For Russians who scroll past a battlefield report on Telegram or catch a news segment over dinner, the war in Ukraine has become a ghost story — something that happens, but whose shape keeps shifting. That’s by design.

On August 10, 2023, a joint assessment by independent investigators and Western intelligence agencies laid out exactly how the Kremlin hides its military failures. The mechanics are not subtle. They are blunt, legal, and backed by prison time. Since early in the war, Russia has passed laws making it a crime to publish what the government calls “false information” about its armed forces. The penalty can reach 15 years. In July 2023, a Moscow court sentenced journalist Maria Ponomarenko to six years for a single social media post repeating a Ukrainian claim about a missile strike.

The effect on daily life is concrete. Editors at state-run outlets like RT and Sputnik receive direct instructions from the Kremlin. Leaked internal documents from 2023 showed that the word “retreat” is banned. Any withdrawal must be called a “tactical regrouping.” Casualty figures never appear. Instead, broadcasts describe “successful operations” and “eliminated enemy targets.”

What this means for the average Russian citizen is a news diet stripped of bad news. The Ministry of Defense last published a detailed casualty count in September 2022, claiming 5,937 soldiers dead. Independent trackers — including the BBC Russian Service and the Mediazona project — have used obituaries, cemetery records, and social media posts to build a far higher count. By August 2023, they had confirmed thousands more deaths than the official figure. But those numbers rarely reach a mass audience inside Russia.

The consequences extend beyond information control. When accurate casualty data is suppressed, families of dead soldiers cannot openly grieve or demand accountability. Public pressure on the government to explain losses or change strategy never builds. The war continues without the kind of domestic political friction that might slow it down.

Western intelligence agencies have watched this pattern before. The Kremlin’s playbook for hiding battlefield setbacks mirrors tactics used in Chechnya and Syria. What is new is the scale. The war in Ukraine is larger, longer, and bloodier than those conflicts. The censorship apparatus has had to expand to keep up.

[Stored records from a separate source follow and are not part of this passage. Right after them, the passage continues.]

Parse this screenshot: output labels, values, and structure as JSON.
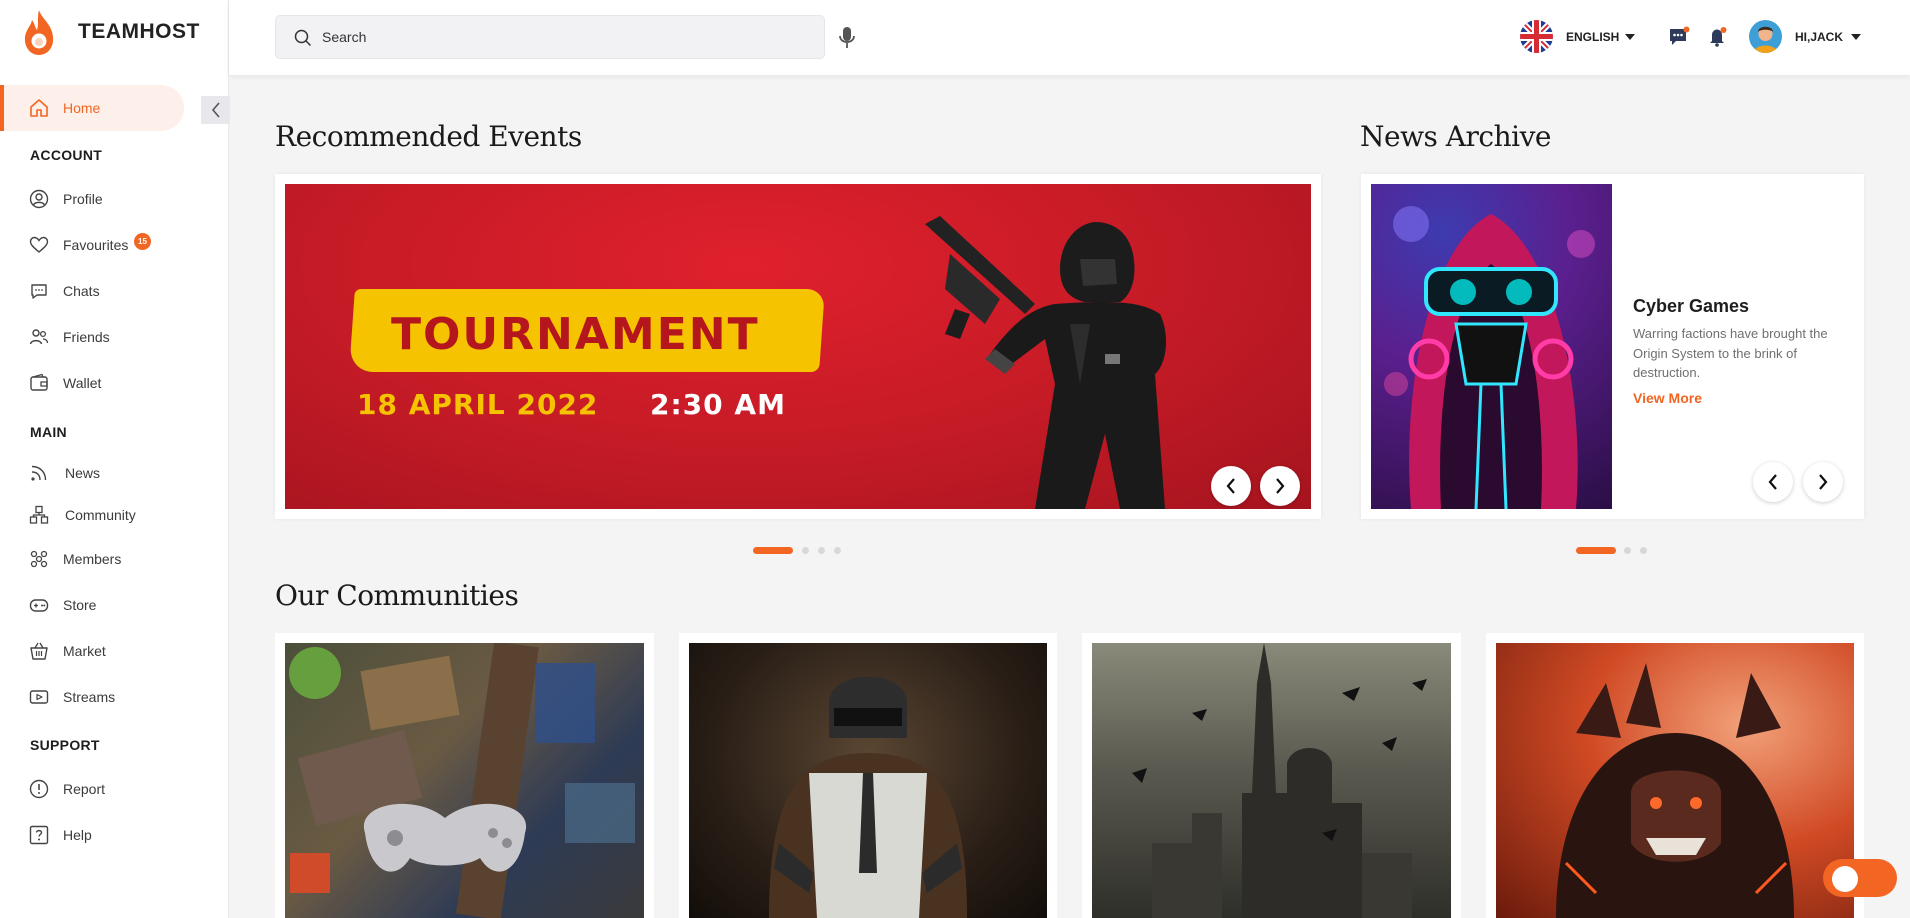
{
  "app": {
    "name": "TEAMHOST"
  },
  "sidebar": {
    "home_label": "Home",
    "sections": {
      "account": "ACCOUNT",
      "main": "MAIN",
      "support": "SUPPORT"
    },
    "account_items": [
      {
        "label": "Profile",
        "icon": "user-circle-icon"
      },
      {
        "label": "Favourites",
        "icon": "heart-icon",
        "badge": "15"
      },
      {
        "label": "Chats",
        "icon": "chat-icon"
      },
      {
        "label": "Friends",
        "icon": "friends-icon"
      },
      {
        "label": "Wallet",
        "icon": "wallet-icon"
      }
    ],
    "main_items": [
      {
        "label": "News",
        "icon": "rss-icon"
      },
      {
        "label": "Community",
        "icon": "community-icon"
      },
      {
        "label": "Members",
        "icon": "members-icon"
      },
      {
        "label": "Store",
        "icon": "gamepad-icon"
      },
      {
        "label": "Market",
        "icon": "basket-icon"
      },
      {
        "label": "Streams",
        "icon": "streams-icon"
      }
    ],
    "support_items": [
      {
        "label": "Report",
        "icon": "alert-icon"
      },
      {
        "label": "Help",
        "icon": "help-icon"
      }
    ]
  },
  "header": {
    "search_placeholder": "Search",
    "language": "ENGLISH",
    "user_greeting": "HI,JACK"
  },
  "events": {
    "title": "Recommended Events",
    "banner": {
      "headline": "TOURNAMENT",
      "date": "18 APRIL 2022",
      "time": "2:30 AM"
    },
    "slides_count": 4,
    "active_slide": 1
  },
  "news": {
    "title": "News Archive",
    "item_title": "Cyber Games",
    "item_desc": "Warring factions have brought the Origin System to the brink of destruction.",
    "view_more": "View More",
    "slides_count": 3,
    "active_slide": 1
  },
  "communities": {
    "title": "Our Communities"
  },
  "colors": {
    "accent": "#f26522",
    "banner_red": "#c41b26",
    "banner_yellow": "#f6c300"
  }
}
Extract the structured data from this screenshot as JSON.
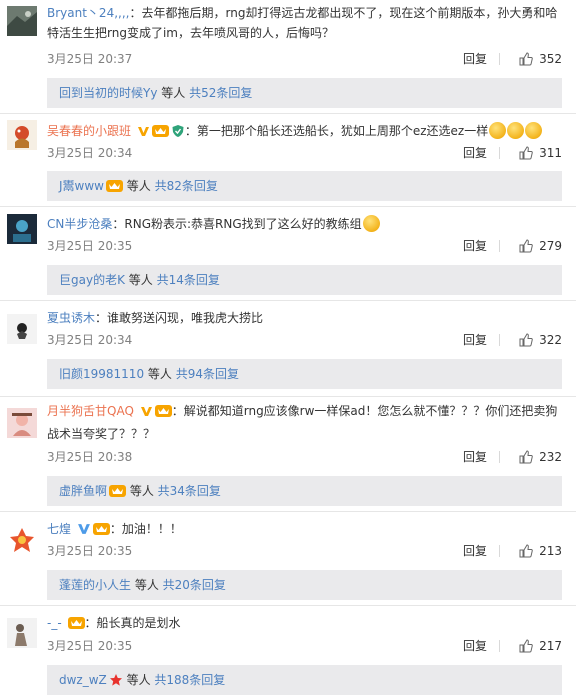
{
  "comments": [
    {
      "user": "Bryant丶24,,,,",
      "colon": "：",
      "text": "去年都拖后期，rng却打得远古龙都出现不了，现在这个前期版本，孙大勇和哈特活生生把rng变成了im，去年喷风哥的人，后悔吗？",
      "time": "3月25日 20:37",
      "reply": "回复",
      "likes": "352",
      "sub_user": "回到当初的时候Yy",
      "sub_mid": " 等人 ",
      "sub_total": "共52条回复"
    },
    {
      "user": "吴春春的小跟班",
      "colon": "：",
      "text": "第一把那个船长还选船长，犹如上周那个ez还选ez一样",
      "time": "3月25日 20:34",
      "reply": "回复",
      "likes": "311",
      "sub_user": "J鬻www",
      "sub_mid": " 等人 ",
      "sub_total": "共82条回复"
    },
    {
      "user": "CN半步沧桑",
      "colon": "：",
      "text": "RNG粉表示:恭喜RNG找到了这么好的教练组",
      "time": "3月25日 20:35",
      "reply": "回复",
      "likes": "279",
      "sub_user": "巨gay的老K",
      "sub_mid": " 等人 ",
      "sub_total": "共14条回复"
    },
    {
      "user": "夏虫诱木",
      "colon": "：",
      "text": "谁敢努送闪现，唯我虎大捞比",
      "time": "3月25日 20:34",
      "reply": "回复",
      "likes": "322",
      "sub_user": "旧颜19981110",
      "sub_mid": " 等人 ",
      "sub_total": "共94条回复"
    },
    {
      "user": "月半狗舌甘QAQ",
      "colon": "：",
      "text": "解说都知道rng应该像rw一样保ad！您怎么就不懂？？？你们还把卖狗战术当夸奖了？？？",
      "time": "3月25日 20:38",
      "reply": "回复",
      "likes": "232",
      "sub_user": "虚胖鱼啊",
      "sub_mid": " 等人 ",
      "sub_total": "共34条回复"
    },
    {
      "user": "七煌",
      "colon": "：",
      "text": "加油！！！",
      "time": "3月25日 20:35",
      "reply": "回复",
      "likes": "213",
      "sub_user": "蓬莲的小人生",
      "sub_mid": " 等人 ",
      "sub_total": "共20条回复"
    },
    {
      "user": "-_-",
      "colon": "：",
      "text": "船长真的是划水",
      "time": "3月25日 20:35",
      "reply": "回复",
      "likes": "217",
      "sub_user": "dwz_wZ",
      "sub_mid": " 等人 ",
      "sub_total": "共188条回复"
    }
  ],
  "colors": {
    "username_orange": "#eb7350",
    "link_blue": "#4d80bf",
    "sub_bg": "#eaeaec",
    "vip_orange": "#f7a400",
    "verified_blue": "#4d9be8"
  },
  "icons": {
    "like": "thumbs-up-icon",
    "vip": "vip-crown-badge",
    "verified": "verified-v-badge",
    "emoji": "grin-emoji"
  }
}
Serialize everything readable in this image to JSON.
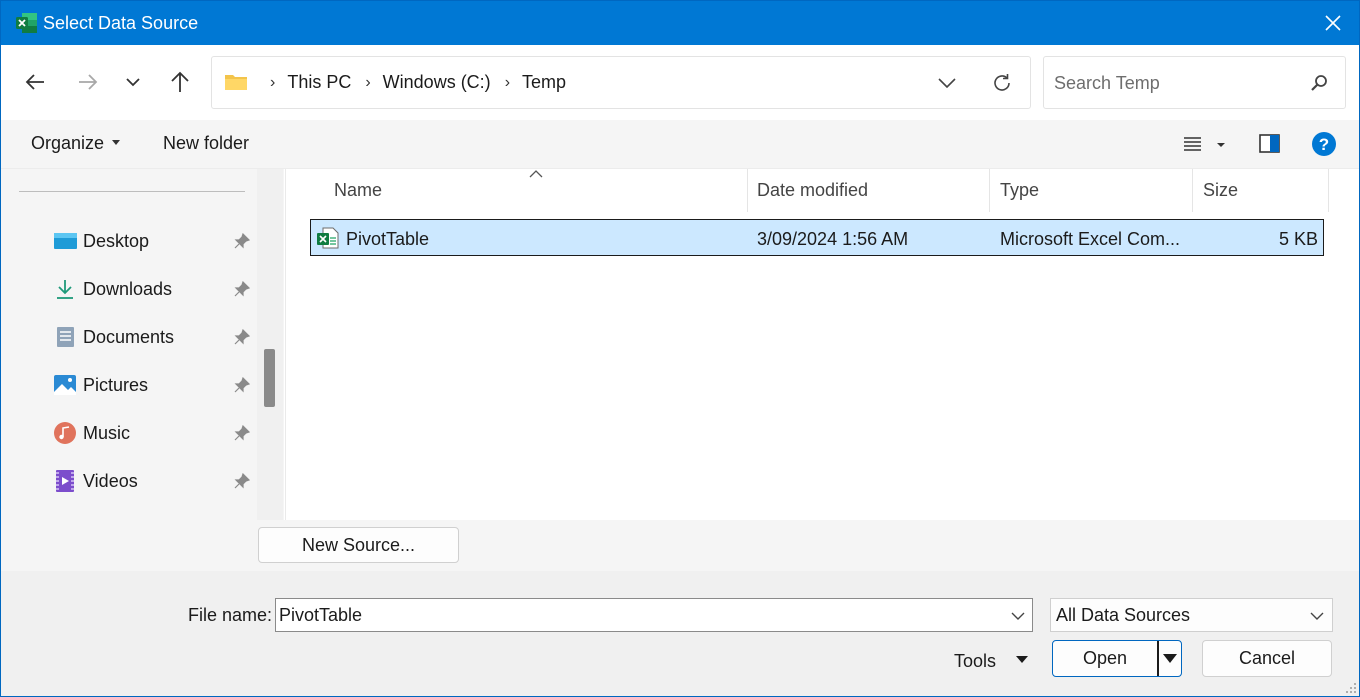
{
  "window": {
    "title": "Select Data Source",
    "app_icon": "excel-icon",
    "accent_color": "#0078d4"
  },
  "nav": {
    "back_icon": "arrow-left-icon",
    "forward_icon": "arrow-right-icon",
    "recent_icon": "chevron-down-icon",
    "up_icon": "arrow-up-icon"
  },
  "address": {
    "crumbs": [
      "This PC",
      "Windows (C:)",
      "Temp"
    ],
    "refresh_icon": "refresh-icon"
  },
  "search": {
    "placeholder": "Search Temp",
    "value": ""
  },
  "toolbar": {
    "organize_label": "Organize",
    "new_folder_label": "New folder"
  },
  "sidebar": {
    "items": [
      {
        "label": "Desktop",
        "icon": "desktop-icon"
      },
      {
        "label": "Downloads",
        "icon": "download-icon"
      },
      {
        "label": "Documents",
        "icon": "document-icon"
      },
      {
        "label": "Pictures",
        "icon": "pictures-icon"
      },
      {
        "label": "Music",
        "icon": "music-icon"
      },
      {
        "label": "Videos",
        "icon": "video-icon"
      }
    ]
  },
  "filelist": {
    "columns": [
      "Name",
      "Date modified",
      "Type",
      "Size"
    ],
    "rows": [
      {
        "name": "PivotTable",
        "date": "3/09/2024 1:56 AM",
        "type": "Microsoft Excel Com...",
        "size": "5 KB",
        "selected": true
      }
    ]
  },
  "source": {
    "new_source_label": "New Source..."
  },
  "footer": {
    "file_name_label": "File name:",
    "file_name_value": "PivotTable",
    "filter_value": "All Data Sources",
    "tools_label": "Tools",
    "open_label": "Open",
    "cancel_label": "Cancel"
  }
}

For independent journalists inside Russia, the risks are extreme. Ponomarenko’s six-year sentence is not an outlier. The law against “false information” has been applied broadly, hitting bloggers, activists, and ordinary citizens who share unapproved details. The message is clear: do not report what you see.

Outside Russia, the information war creates a different problem. Western analysts and Ukrainian officials must constantly correct false narratives that originate from Moscow. State media outlets repeat Kremlin talking points in multiple languages, aiming at audiences in Africa, Asia, and Latin America. The goal is not necessarily to convince, but to create confusion — to make it hard for anyone to know what is true.

What comes next is uncertain. The censorship laws remain in place. The leaked documents suggest editors will continue to receive instructions. The gap between official casualty figures and independently confirmed deaths will likely grow. Whether that gap eventually becomes too wide to hide is a question no one inside Russia can safely ask out loud.